The elevator apparatus according to Claim 1, wherein the driving machine is a cylindrical hoisting machine having an axial length dimension that is greater than a diameter of the drive sheave.
The elevator apparatus according to Claim 1, wherein the driving machine is installed such that a rotating shaft of the drive sheave extends horizontally.
The elevator apparatus according to Claim 3, wherein the return pulley is installed such that a rotating shaft thereof extends parallel to the rotating shaft of the drive sheave.
The elevator apparatus according to Claim 3, wherein the driving machine is installed above the counterweight such that the rotating shaft of the drive sheave extends parallel to a depth direction of the car.
The elevator apparatus according to Claim 1, further comprising a synchronizing means for synchronizing rotation of the drive sheave and rotation of the return pulley.
The elevator apparatus according to Claim 6, wherein the synchronizing means includes a first pulley rotating together with the drive sheave, a second pulley rotating together with the return pulley, and an annular member wound around the first and second pulleys.
The elevator apparatus according to Claim 7, wherein the synchronizing means further comprises a tension adjusting mechanism for adjusting tension in the annular member.
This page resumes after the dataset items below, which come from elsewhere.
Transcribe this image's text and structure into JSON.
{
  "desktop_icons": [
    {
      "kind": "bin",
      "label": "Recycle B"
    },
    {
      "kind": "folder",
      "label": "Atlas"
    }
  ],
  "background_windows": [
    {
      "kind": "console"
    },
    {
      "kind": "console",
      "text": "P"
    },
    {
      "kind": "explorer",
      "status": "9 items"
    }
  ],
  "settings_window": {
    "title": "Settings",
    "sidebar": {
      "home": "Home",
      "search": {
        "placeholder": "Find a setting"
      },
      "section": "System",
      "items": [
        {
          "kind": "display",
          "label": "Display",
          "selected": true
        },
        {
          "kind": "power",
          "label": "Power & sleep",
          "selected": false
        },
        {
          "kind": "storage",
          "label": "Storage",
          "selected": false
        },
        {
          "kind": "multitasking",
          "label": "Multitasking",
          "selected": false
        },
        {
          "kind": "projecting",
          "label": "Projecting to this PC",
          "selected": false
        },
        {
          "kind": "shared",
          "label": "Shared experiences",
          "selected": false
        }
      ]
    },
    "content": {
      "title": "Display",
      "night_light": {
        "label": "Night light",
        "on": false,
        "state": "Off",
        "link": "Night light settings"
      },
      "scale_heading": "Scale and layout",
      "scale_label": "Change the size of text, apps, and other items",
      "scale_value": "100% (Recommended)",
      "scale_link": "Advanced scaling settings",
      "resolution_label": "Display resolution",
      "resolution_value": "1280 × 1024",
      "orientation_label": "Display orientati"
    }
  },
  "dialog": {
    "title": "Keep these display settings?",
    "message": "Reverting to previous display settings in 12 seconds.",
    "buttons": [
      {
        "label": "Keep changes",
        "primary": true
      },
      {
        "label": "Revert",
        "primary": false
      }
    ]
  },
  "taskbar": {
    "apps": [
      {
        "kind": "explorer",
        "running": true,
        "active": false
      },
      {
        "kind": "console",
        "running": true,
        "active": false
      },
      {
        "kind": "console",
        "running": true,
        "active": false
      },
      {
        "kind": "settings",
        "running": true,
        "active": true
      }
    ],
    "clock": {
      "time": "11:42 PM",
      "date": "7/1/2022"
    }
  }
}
The elevator apparatus according to Claim 1, further comprising a contact angle increasing means for increasing a contact angle of the second main rope on the drive sheave by displacing a portion of the second main rope between the drive sheave and the return pulley.
The elevator apparatus according to Claim 9, wherein the contact angle increasing means is a deflection sheave around which the second main rope is wound.